Catelyn’s list of wrongs begins to mount early in
A Game of Thrones
. She never finds it in her otherwise large heart to show Jon Snow, the bastard child in her care, any form of acceptance and cannot seem to forgive her husband for bringing the boy to live at Winterfell. Through her coldness to Jon, she exacts revenge on him for being in her life and makes an innocent child pay for her unhappiness. Her penchant toward both vengeance and rash, emotionally-driven action becomes more obvious when she erroneously arrests and imprisons Tyrion Lannister to avenge the assault on her son Brandon. Her capture of a Lannister endangers her husband, and ultimately her whole family—and the event becomes a catalyst for war. Despite living with and loving some of the Starks for most of her adult life, Catelyn dishonors their purpose as Wardens of the North. She pursues her own emotional satisfaction and commits an ultimate sin in Westeros by further dividing society and greatly damaging the chances that inhabitants can make themselves ready for Winter.

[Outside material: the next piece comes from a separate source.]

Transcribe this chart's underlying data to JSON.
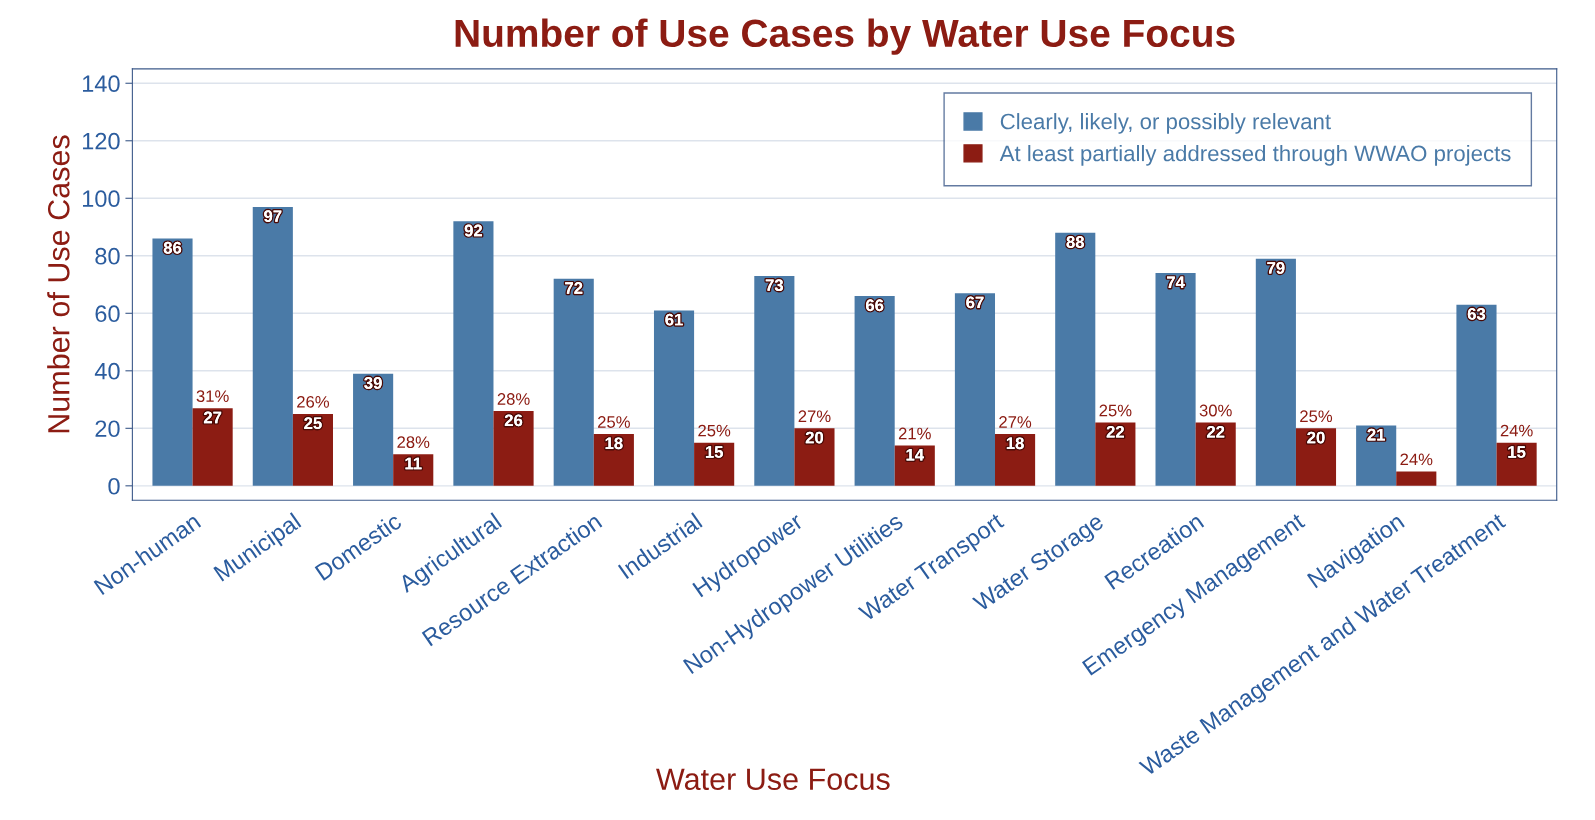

Catelyn’s penalties for her impulsive actions and her failure to understand her own faults are steep: the execution of her husband and the death (real and supposed) of her children. These losses do not spark understanding of how her rash choices led to disaster, and Catelyn does not embark on a path to redemption. In fact, prior to her death, she commits an emotion-laced atrocity, using Walder Frey’s intellectually impaired grandson Jinglebell as a hostage during the Red Wedding, then cutting his throat as Robb Stark dies. With this act, she further tarnishes her character and her soul. When she rises from death after three days in the river, she becomes Lady Stoneheart. This vengeance-obsessed incarnation makes physically manifest the coldness she showed Jon and the ugliness she demonstrated in murdering Jinglebell. Lady Stoneheart is hard and devoid of emotion, obsessed only with retribution against her perceived enemies. In death, Catelyn becomes little more than a scarred and merciless reflection of her former self. There is little ambiguity in the fate she suffers, as her body and mind are given wholly over to their darker nature.
If ever a literary character deserved penalty instead of redemption, Joffrey Baratheon would be the boy. Spoiled and indulged by emotionally absent parents, he enjoys bullying and torturing any creature he perceives to be beneath him in status—which encompasses most living things in Westeros. It would be faster to list Joffrey’s positives than his negatives, since he has so few of them. In fact, only the Lannister good looks and a dash of superficial charm come to mind. He is narcissistic and devoid of the capacity to love. Not surprisingly, he has no inkling of his own weaknesses, and he does nothing but sow division amongst the people he swears to protect as first their crown prince, and then their king.